We could add extreme paranoia to the list of things that are fucked up about Justin. It was already there, but we can highlight it now, with a short and simple ‘germs trigger it’ in the footnotes. 

 

 

 

The doctor recommended avoiding alcohol this time around for him too, sending a firm eye to Justin as he stressed the severity of having as many pills as he did and mixing them with copious amounts of alcohol. 

 

 

 

He’d looked all shy and bashful and I wondered if he’d let me hold his hand on the way home. He didn’t.

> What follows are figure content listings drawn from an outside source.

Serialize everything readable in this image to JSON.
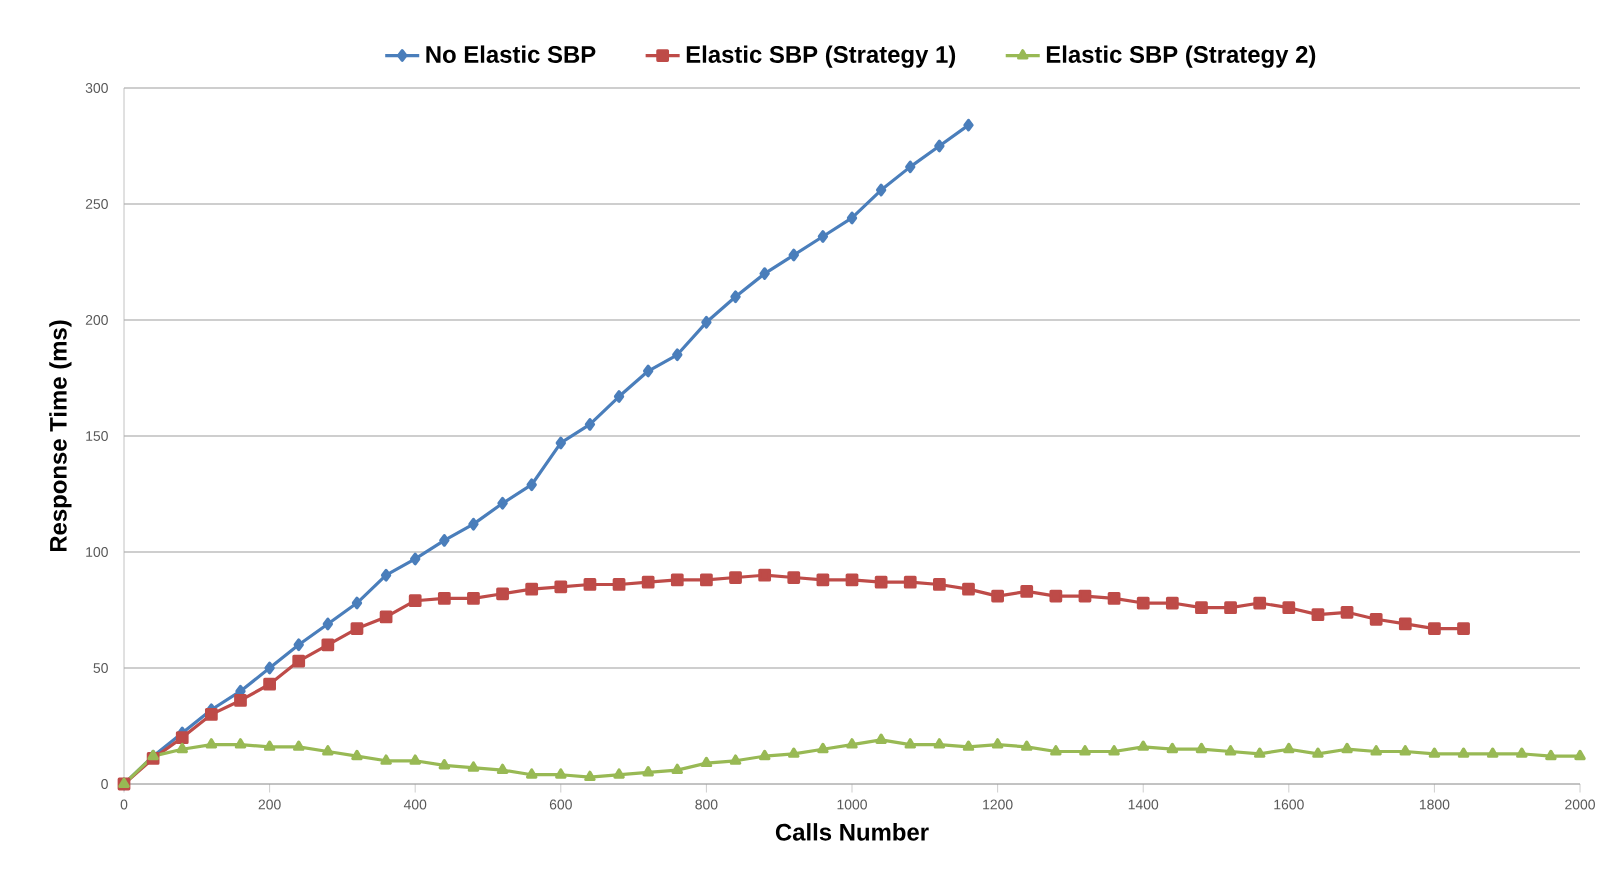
{
  "chart_data": {
    "type": "line",
    "xlabel": "Calls Number",
    "ylabel": "Response Time (ms)",
    "xlim": [
      0,
      2000
    ],
    "xticks": [
      0,
      200,
      400,
      600,
      800,
      1000,
      1200,
      1400,
      1600,
      1800,
      2000
    ],
    "ylim": [
      0,
      300
    ],
    "yticks": [
      0,
      50,
      100,
      150,
      200,
      250,
      300
    ],
    "grid": "y",
    "legend": "top",
    "line_style": "solid",
    "series": [
      {
        "name": "No Elastic SBP",
        "color": "#4a7ebb",
        "marker": "diamond",
        "x": [
          0,
          40,
          80,
          120,
          160,
          200,
          240,
          280,
          320,
          360,
          400,
          440,
          480,
          520,
          560,
          600,
          640,
          680,
          720,
          760,
          800,
          840,
          880,
          920,
          960,
          1000,
          1040,
          1080,
          1120,
          1160
        ],
        "values": [
          0,
          12,
          22,
          32,
          40,
          50,
          60,
          69,
          78,
          90,
          97,
          105,
          112,
          121,
          129,
          147,
          155,
          167,
          178,
          185,
          199,
          210,
          220,
          228,
          236,
          244,
          256,
          266,
          275,
          284
        ]
      },
      {
        "name": "Elastic SBP (Strategy 1)",
        "color": "#be4b48",
        "marker": "square",
        "x": [
          0,
          40,
          80,
          120,
          160,
          200,
          240,
          280,
          320,
          360,
          400,
          440,
          480,
          520,
          560,
          600,
          640,
          680,
          720,
          760,
          800,
          840,
          880,
          920,
          960,
          1000,
          1040,
          1080,
          1120,
          1160,
          1200,
          1240,
          1280,
          1320,
          1360,
          1400,
          1440,
          1480,
          1520,
          1560,
          1600,
          1640,
          1680,
          1720,
          1760,
          1800,
          1840
        ],
        "values": [
          0,
          11,
          20,
          30,
          36,
          43,
          53,
          60,
          67,
          72,
          79,
          80,
          80,
          82,
          84,
          85,
          86,
          86,
          87,
          88,
          88,
          89,
          90,
          89,
          88,
          88,
          87,
          87,
          86,
          84,
          81,
          83,
          81,
          81,
          80,
          78,
          78,
          76,
          76,
          78,
          76,
          73,
          74,
          71,
          69,
          67,
          67
        ]
      },
      {
        "name": "Elastic SBP (Strategy 2)",
        "color": "#98b954",
        "marker": "triangle",
        "x": [
          0,
          40,
          80,
          120,
          160,
          200,
          240,
          280,
          320,
          360,
          400,
          440,
          480,
          520,
          560,
          600,
          640,
          680,
          720,
          760,
          800,
          840,
          880,
          920,
          960,
          1000,
          1040,
          1080,
          1120,
          1160,
          1200,
          1240,
          1280,
          1320,
          1360,
          1400,
          1440,
          1480,
          1520,
          1560,
          1600,
          1640,
          1680,
          1720,
          1760,
          1800,
          1840,
          1880,
          1920,
          1960,
          2000
        ],
        "values": [
          0,
          12,
          15,
          17,
          17,
          16,
          16,
          14,
          12,
          10,
          10,
          8,
          7,
          6,
          4,
          4,
          3,
          4,
          5,
          6,
          9,
          10,
          12,
          13,
          15,
          17,
          19,
          17,
          17,
          16,
          17,
          16,
          14,
          14,
          14,
          16,
          15,
          15,
          14,
          13,
          15,
          13,
          15,
          14,
          14,
          13,
          13,
          13,
          13,
          12,
          12
        ]
      }
    ]
  }
}
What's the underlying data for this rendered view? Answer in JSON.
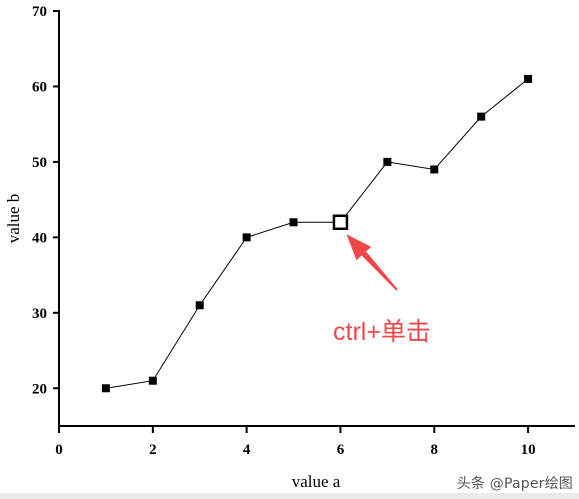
{
  "chart_data": {
    "type": "line",
    "xlabel": "value a",
    "ylabel": "value b",
    "xlim": [
      0,
      11
    ],
    "ylim": [
      15,
      70
    ],
    "xticks": [
      0,
      2,
      4,
      6,
      8,
      10
    ],
    "yticks": [
      20,
      30,
      40,
      50,
      60,
      70
    ],
    "grid": false,
    "series": [
      {
        "x": [
          1,
          2,
          3,
          4,
          5,
          6,
          7,
          8,
          9,
          10
        ],
        "y": [
          20,
          21,
          31,
          40,
          42,
          42,
          50,
          49,
          56,
          61
        ],
        "marker": "filled-square",
        "color": "#000000",
        "highlighted_index": 5
      }
    ],
    "annotation": {
      "text": "ctrl+单击",
      "color": "#f0474a",
      "points_to_index": 5
    }
  },
  "watermark": "头条 @Paper绘图"
}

But he did smile brightly at me as we inspected his new tablets in the car, smaller than the last ones but apparently more disgusting on his tongue.

 

 

 

“Guess we’re sober together,” I said, holding the steering wheel tighter as I turned the corner onto our street. 

 

 

 

“God we’re gonna be so boring,” he replied. 

 

 

 

“Happy,” I corrected. It was easy. 

Chapter End Notes:

There are some things that are meant to be in italics but it’s 12:32am and I’m not in the mood to go back through and add them all right now.